Na esteira de Rabelais, Eça de Queiroz afirma, nas Notas Contemporâneas, que "o Riso é a mais antiga, ainda a mais terrível forma de crítica". Quando lemos as comédias de Aristófanes compreendemos a importância do riso como crítica, sobretudo social, como por exemplo nas peças Lisístrata ou As Mulheres na Assembleia. O ser humano quando ri tem sempre um referente para o seu riso, seja de si, do outro ou da comunidade.

   No entanto, tal como diz Eça, "penso que o riso acabou - porque a humanidade entristeceu. E entristeceu - por causa da sua imensa civilização". As aparências e a complexidade dos artifícios sociais enfraqueceram o riso como crítica. A crítica social através do riso repousa apenas naqueles que vivem do humor e, todavia, os remetentes da sua mensagem não a interiorizam, preferem sorrir como se fosse uma necessidade protocolar, determinada pelo o que é comummente aceite. O rir dos outros mantém-se quase inalterado, pois apela a uma certa maldade intrínseca de diminuir o próximo. Porém, se este fosse equilibrado com a nobre acção de rirmos de nós mesmos, seria atenuada a perfídia do julgamento fácil, mas é aqui que reside o problema. Tornámo-nos tão cinzentos e tristes que temos dificuldade em rir de nós mesmos. 
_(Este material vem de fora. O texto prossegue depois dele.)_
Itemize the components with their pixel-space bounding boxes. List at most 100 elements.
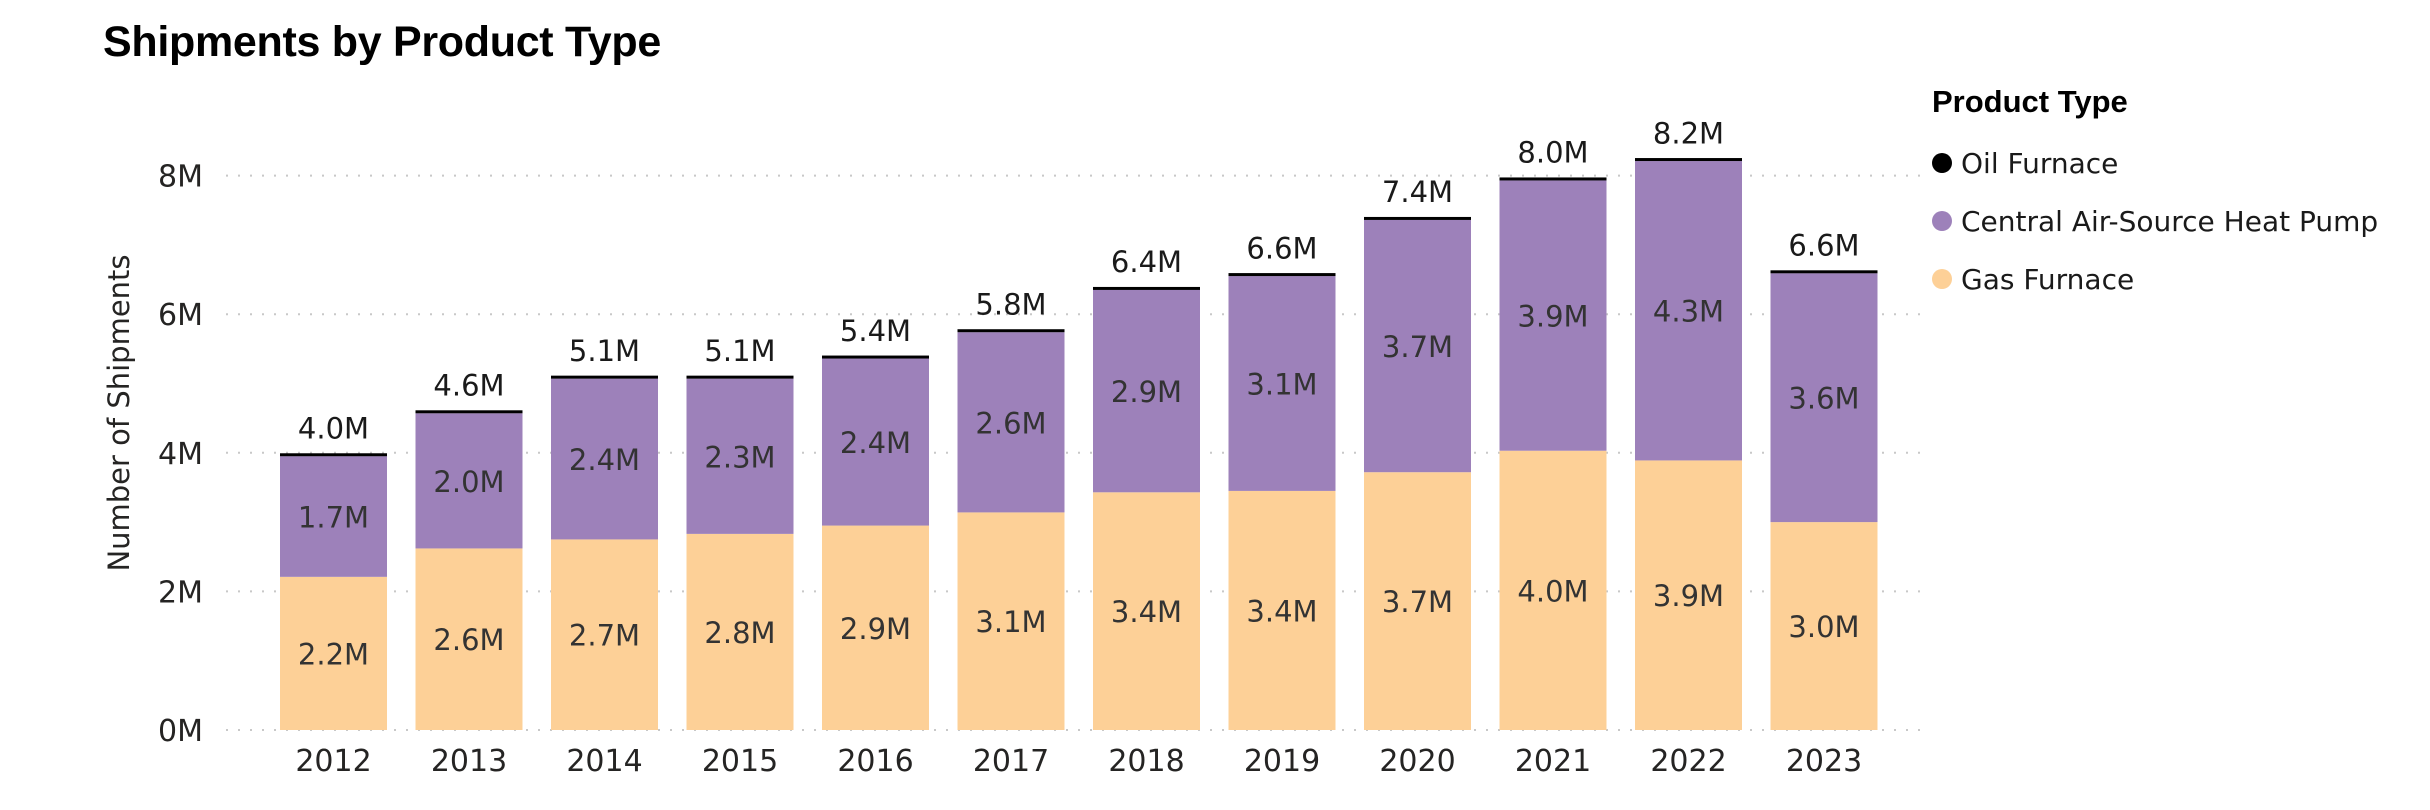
bar-segment-central-air-source-heat-pump	[1499, 180, 1607, 451]
data-label: 3.7M	[1382, 330, 1453, 364]
bar-segment-gas-furnace	[1770, 522, 1878, 730]
x-tick-label: 2018	[1108, 744, 1184, 779]
x-tick-label: 2016	[837, 744, 913, 779]
total-label: 5.1M	[569, 334, 640, 368]
bar-segment-gas-furnace	[1635, 460, 1742, 730]
data-label: 3.1M	[1246, 368, 1317, 402]
legend-item-gas-furnace[interactable]: Gas Furnace	[1932, 250, 2378, 308]
total-label: 4.6M	[433, 369, 504, 403]
data-label: 1.7M	[298, 501, 369, 535]
bar-segment-oil-furnace	[957, 329, 1065, 333]
legend-dot-icon	[1932, 269, 1952, 289]
bar-segment-oil-furnace	[1770, 270, 1878, 274]
legend-title: Product Type	[1932, 84, 2128, 119]
bars	[280, 158, 1878, 730]
x-tick-label: 2023	[1786, 744, 1862, 779]
total-label: 5.8M	[975, 287, 1046, 321]
x-axis-ticks: 2012 2013 2014 2015 2016 2017 2018 2019 2020 2021…	[295, 744, 1862, 779]
data-label: 2.3M	[704, 440, 775, 474]
data-label: 3.9M	[1517, 300, 1588, 334]
legend-label: Oil Furnace	[1961, 146, 2119, 180]
bar-segment-oil-furnace	[280, 453, 387, 457]
bar-segment-central-air-source-heat-pump	[551, 378, 658, 540]
bar-segment-gas-furnace	[1093, 492, 1200, 730]
total-label: 6.4M	[1111, 245, 1182, 279]
bar-segment-oil-furnace	[1635, 158, 1742, 162]
bar-segment-central-air-source-heat-pump	[1770, 273, 1878, 523]
total-label: 7.4M	[1382, 175, 1453, 209]
bar-segment-oil-furnace	[551, 375, 658, 379]
bar-segment-central-air-source-heat-pump	[1093, 289, 1200, 493]
total-label: 5.4M	[840, 314, 911, 348]
total-label: 5.1M	[704, 334, 775, 368]
legend-item-heat-pump[interactable]: Central Air-Source Heat Pump	[1932, 192, 2378, 250]
total-label: 4.0M	[298, 411, 369, 445]
x-tick-label: 2014	[566, 744, 642, 779]
bar-segment-oil-furnace	[415, 410, 523, 414]
data-label: 2.4M	[840, 426, 911, 460]
bar-segment-gas-furnace	[957, 512, 1065, 730]
bar-segment-gas-furnace	[280, 576, 387, 730]
x-tick-label: 2013	[431, 744, 507, 779]
data-label: 4.0M	[1517, 574, 1588, 608]
data-label: 2.6M	[975, 406, 1046, 440]
y-axis-ticks: 0M 2M 4M 6M 8M	[158, 160, 203, 749]
y-tick-label: 8M	[158, 160, 203, 195]
bar-segment-gas-furnace	[415, 548, 523, 730]
data-label: 2.7M	[569, 619, 640, 653]
data-label: 2.8M	[704, 616, 775, 650]
data-label: 3.1M	[975, 605, 1046, 639]
data-label: 3.6M	[1788, 382, 1859, 416]
data-label: 3.9M	[1653, 579, 1724, 613]
bar-segment-oil-furnace	[1499, 177, 1607, 181]
data-label: 2.9M	[1111, 375, 1182, 409]
data-label: 3.4M	[1246, 594, 1317, 628]
y-tick-label: 0M	[158, 714, 203, 749]
legend-label: Central Air-Source Heat Pump	[1961, 204, 2379, 238]
x-tick-label: 2021	[1515, 744, 1591, 779]
bar-segment-oil-furnace	[1228, 273, 1336, 277]
bar-segment-central-air-source-heat-pump	[822, 358, 929, 526]
y-tick-label: 6M	[158, 298, 203, 333]
bar-segment-gas-furnace	[1364, 472, 1471, 730]
bar-segment-central-air-source-heat-pump	[686, 378, 794, 534]
total-label: 6.6M	[1246, 231, 1317, 265]
data-label: 3.7M	[1382, 585, 1453, 619]
x-tick-label: 2012	[295, 744, 371, 779]
data-label: 3.0M	[1788, 610, 1859, 644]
total-label: 8.2M	[1653, 116, 1724, 150]
x-tick-label: 2020	[1379, 744, 1455, 779]
bar-segment-oil-furnace	[1093, 286, 1200, 290]
x-tick-label: 2015	[702, 744, 778, 779]
bar-segment-central-air-source-heat-pump	[280, 456, 387, 577]
bar-segment-central-air-source-heat-pump	[1364, 219, 1471, 473]
chart-title: Shipments by Product Type	[103, 18, 661, 66]
total-label: 6.6M	[1788, 229, 1859, 263]
legend-dot-icon	[1932, 211, 1952, 231]
legend-label: Gas Furnace	[1961, 262, 2135, 296]
bar-segment-gas-furnace	[1499, 450, 1607, 730]
legend-item-oil-furnace[interactable]: Oil Furnace	[1932, 134, 2378, 192]
bar-segment-central-air-source-heat-pump	[1228, 276, 1336, 491]
bar-segment-oil-furnace	[686, 375, 794, 379]
bar-segment-oil-furnace	[1364, 216, 1471, 220]
total-label: 8.0M	[1517, 136, 1588, 170]
x-tick-label: 2019	[1244, 744, 1320, 779]
y-tick-label: 2M	[158, 575, 203, 610]
bar-segment-gas-furnace	[822, 525, 929, 730]
bar-segment-gas-furnace	[1228, 490, 1336, 730]
x-tick-label: 2017	[973, 744, 1049, 779]
data-label: 2.6M	[433, 623, 504, 657]
y-tick-label: 4M	[158, 437, 203, 472]
bar-segment-central-air-source-heat-pump	[957, 332, 1065, 513]
data-label: 3.4M	[1111, 595, 1182, 629]
data-label: 2.2M	[298, 637, 369, 671]
y-axis-title: Number of Shipments	[102, 254, 136, 571]
bar-segment-central-air-source-heat-pump	[415, 413, 523, 549]
bar-segment-gas-furnace	[686, 533, 794, 730]
legend: Product Type Oil Furnace Central Air-Sou…	[1932, 84, 2378, 308]
bar-segment-central-air-source-heat-pump	[1635, 161, 1742, 461]
bar-segment-gas-furnace	[551, 539, 658, 730]
x-tick-label: 2022	[1650, 744, 1726, 779]
data-label: 2.0M	[433, 465, 504, 499]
   Montaigne, no ensaio Da Vaidade, diz que "a corrupção da nossa época grassa devido ao contributo pessoal de cada um de nós: uns concorrem para ela com a traição, outros, com a injustiça, com a irreligião, a tirania, a ganância ou a crueldade, à proporção do poder que têm; os mais fracos, entre os quais me conto, contribuem com a tolice, a vaidade ou a ociosidade". O ser humano insuflou-se tanto de ego e vaidade que é incapaz de ver que o produz é mais corrupção do que esplendor. A capacidade de rirmos de nós mesmos é um ensimesmamento terapêutico. E só quem se tem em grande conta é que é incapaz de rir de si. Somos uma migalha ínfima no universo, logo não adianta as grandezas do eu.
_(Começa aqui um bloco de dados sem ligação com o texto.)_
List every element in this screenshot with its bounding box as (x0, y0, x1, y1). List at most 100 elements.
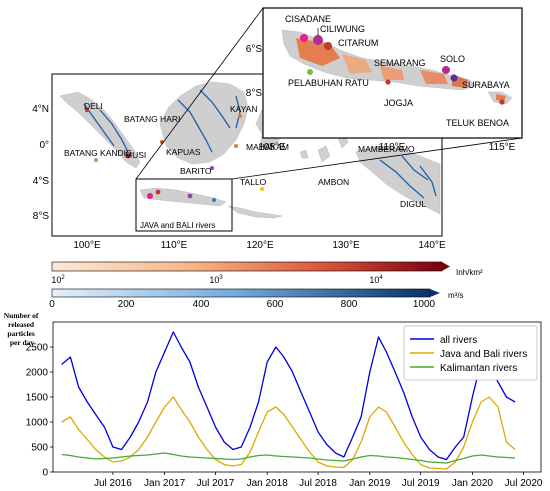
map-lon-tick-1: 110°E (161, 240, 188, 251)
map-lon-tick-3: 130°E (332, 240, 360, 251)
zoom-line-left (135, 7, 264, 180)
newguinea-land (355, 145, 441, 215)
legend: all rivers Java and Bali rivers Kalimant… (403, 325, 538, 381)
y-tick-label-5: 2500 (26, 343, 49, 354)
inset-marker-jogja (385, 79, 391, 85)
river-network (83, 89, 437, 199)
inset-label-teluk-benoa: TELUK BENOA (446, 118, 509, 128)
marker-deli (84, 107, 90, 113)
flow-tick-3: 600 (267, 299, 284, 310)
y-tick-label-1: 500 (31, 443, 48, 454)
released-particles-chart: Number of released particles per day 0 50… (4, 311, 543, 489)
zoom-line-right (231, 137, 523, 180)
inset-marker-benoa (499, 99, 505, 105)
x-tick-label-4: Jul 2018 (299, 478, 337, 489)
y-tick-label-4: 2000 (26, 368, 49, 379)
x-tick-label-6: Jul 2019 (402, 478, 440, 489)
label-digul: DIGUL (400, 199, 426, 209)
x-tick-label-7: Jan 2020 (452, 478, 494, 489)
java-bali-box (135, 178, 233, 232)
pop-unit: Inh/km² (456, 268, 483, 277)
population-colorbar-bar (51, 261, 443, 272)
pop-tick-0: 102 (51, 275, 65, 285)
label-kapuas: KAPUAS (166, 147, 201, 157)
marker-java-2 (155, 189, 161, 195)
label-batang-hari-text: BATANG HARI (124, 114, 180, 124)
x-tick-label-0: Jul 2016 (94, 478, 132, 489)
y-tick-label-3: 1500 (26, 393, 49, 404)
inset-marker-pelabuhan (307, 69, 313, 75)
inset-markers (300, 34, 505, 105)
flow-unit: m³/s (448, 291, 464, 300)
label-ambon: AMBON (318, 177, 349, 187)
nusa-land (227, 205, 283, 219)
legend-label-java-bali: Java and Bali rivers (440, 349, 527, 360)
pop-tick-1: 103 (209, 275, 223, 285)
inset-label-solo: SOLO (440, 54, 465, 64)
label-batang-kandis: BATANG KANDIS (64, 148, 132, 158)
x-tick-label-3: Jan 2018 (247, 478, 289, 489)
label-barito: BARITO (180, 166, 212, 176)
flow-tick-5: 1000 (413, 299, 436, 310)
y-axis-ticks: 0 500 1000 1500 2000 2500 (26, 343, 53, 479)
river-mouth-markers (84, 107, 264, 202)
flow-colorbar-arrow (430, 289, 440, 297)
x-tick-label-1: Jan 2017 (144, 478, 186, 489)
series-line-all (61, 331, 516, 461)
flow-tick-2: 400 (193, 299, 210, 310)
label-mahakam: MAHAKAM (246, 142, 289, 152)
y-tick-label-2: 1000 (26, 418, 49, 429)
inset-map: CISADANE CILIWUNG CITARUM SOLO SEMARANG … (246, 7, 523, 153)
flow-tick-0: 0 (49, 299, 55, 310)
kalimantan-land (159, 81, 249, 165)
inset-labels: CISADANE CILIWUNG CITARUM SOLO SEMARANG … (285, 14, 510, 128)
map-lat-tick-2: 4°S (33, 176, 50, 187)
legend-box (403, 325, 538, 381)
legend-label-kalimantan: Kalimantan rivers (440, 363, 517, 374)
label-java-bali: JAVA and BALI rivers (140, 221, 215, 230)
marker-java-1 (147, 193, 153, 199)
label-musi: MUSI (125, 150, 146, 160)
population-colorbar-ticks: 102 103 104 Inh/km² (51, 268, 483, 285)
pop-tick-2: 104 (369, 275, 383, 285)
inset-label-citarum: CITARUM (338, 38, 378, 48)
marker-mahakam (234, 144, 238, 148)
inset-lat-tick-0: 6°S (246, 44, 263, 55)
maluku-land (299, 131, 349, 163)
flow-tick-1: 200 (118, 299, 135, 310)
land-masses (59, 81, 441, 219)
series-lines (61, 331, 516, 470)
inset-marker-solo (442, 66, 450, 74)
marker-batang-kandis (94, 158, 98, 162)
sumatra-land (59, 91, 141, 169)
inset-lon-tick-0: 105°E (258, 142, 286, 153)
flow-colorbar-ticks: 0 200 400 600 800 1000 m³/s (49, 291, 463, 310)
label-tallo: TALLO (240, 177, 267, 187)
marker-java-3 (187, 193, 193, 199)
indonesia-map: 4°N 0° 4°S 8°S 100°E 110°E 120°E 130°E 1… (32, 7, 523, 251)
label-batang-hari: BATANG HARI (124, 114, 180, 124)
river-labels: DELI BATANG HARI BATANG KANDIS MUSI KAPU… (64, 101, 426, 230)
marker-musi (125, 153, 131, 159)
inset-lon-tick-1: 110°E (379, 142, 406, 153)
map-tick-labels: 4°N 0° 4°S 8°S 100°E 110°E 120°E 130°E 1… (32, 104, 446, 251)
legend-label-all-rivers: all rivers (440, 335, 477, 346)
inset-label-ciliwung: CILIWUNG (320, 24, 365, 34)
y-axis-label: Number of released particles per day (4, 311, 41, 347)
y-tick-label-0: 0 (42, 468, 48, 479)
java-land (139, 187, 227, 207)
map-lat-tick-0: 4°N (32, 104, 49, 115)
marker-tallo (260, 187, 264, 191)
inset-label-pelabuhan-ratu-text: PELABUHAN RATU (288, 78, 369, 88)
marker-kayan (238, 114, 242, 118)
inset-label-semarang: SEMARANG (374, 58, 426, 68)
map-lat-tick-1: 0° (39, 140, 49, 151)
inset-marker-citarum (324, 42, 332, 50)
flow-tick-4: 800 (341, 299, 358, 310)
inset-label-cisadane: CISADANE (285, 14, 331, 24)
x-tick-label-5: Jan 2019 (349, 478, 391, 489)
series-line-java (61, 396, 516, 470)
inset-marker-surabaya (450, 74, 458, 82)
x-tick-label-2: Jul 2017 (197, 478, 235, 489)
   O gordo, o pobre, o mal vestido, o que tem um carro velho ou uma casa modesta são motivo de riso, mais comum do que a nossa insignificância ou a nossa ignorância. Pensamos que o que somos e fazemos é magnânimo e magnífico, mas a ironia está no ridículo que somos quando assim nos apresentamos. Existe sempre um outro lado: o magro extremo que da boa comida abdica também é ridículo; o rico que na opulência se espelha é ridículo; o que demasiado aprumado se veste é ridículo, pois é incapaz de descontrair; o carro faustoso é ridículo e a casa excessivamente rica é ridículo e pirosa.

   A didáctica do riso garante o nosso lugar no mundo e fixa a nossa dimensão humana. Temos de seguir a máxima de Rabelais: "Riez! Riez!". O sábio e o génio riem de si, porque conhecem os seus limites, já o ignorante adorna a sua vaidade com lustrosas patentes e medalha o ego com a riqueza dos seus feitos ilusórios. Somos cinzas e pó que temem o abismo e fitam o infinito. A nossa existência é este ridículo que pertence à terra.


Bibliografia:
Bergson, Henri, O Riso. Rio de Janeiro: Zahar Editores, 1983.
Eco, Humberto, O Nome da Rosa. Lisboa: Difel, s/d.
Montaigne, Ensaios - Antologia. Lisboa: Relógio D'Água, 1998.
Molder, Maria Filomena, O Absoluto que pertence à Terra. S/l: Vendaval, 2005.
Queiroz, Eça de, Notas Contemporâneas. Lisboa: Livros do Brasil, 2000.
Rabelais, François, Gargantua et Pantagruel. Paris: Arlea, 2010.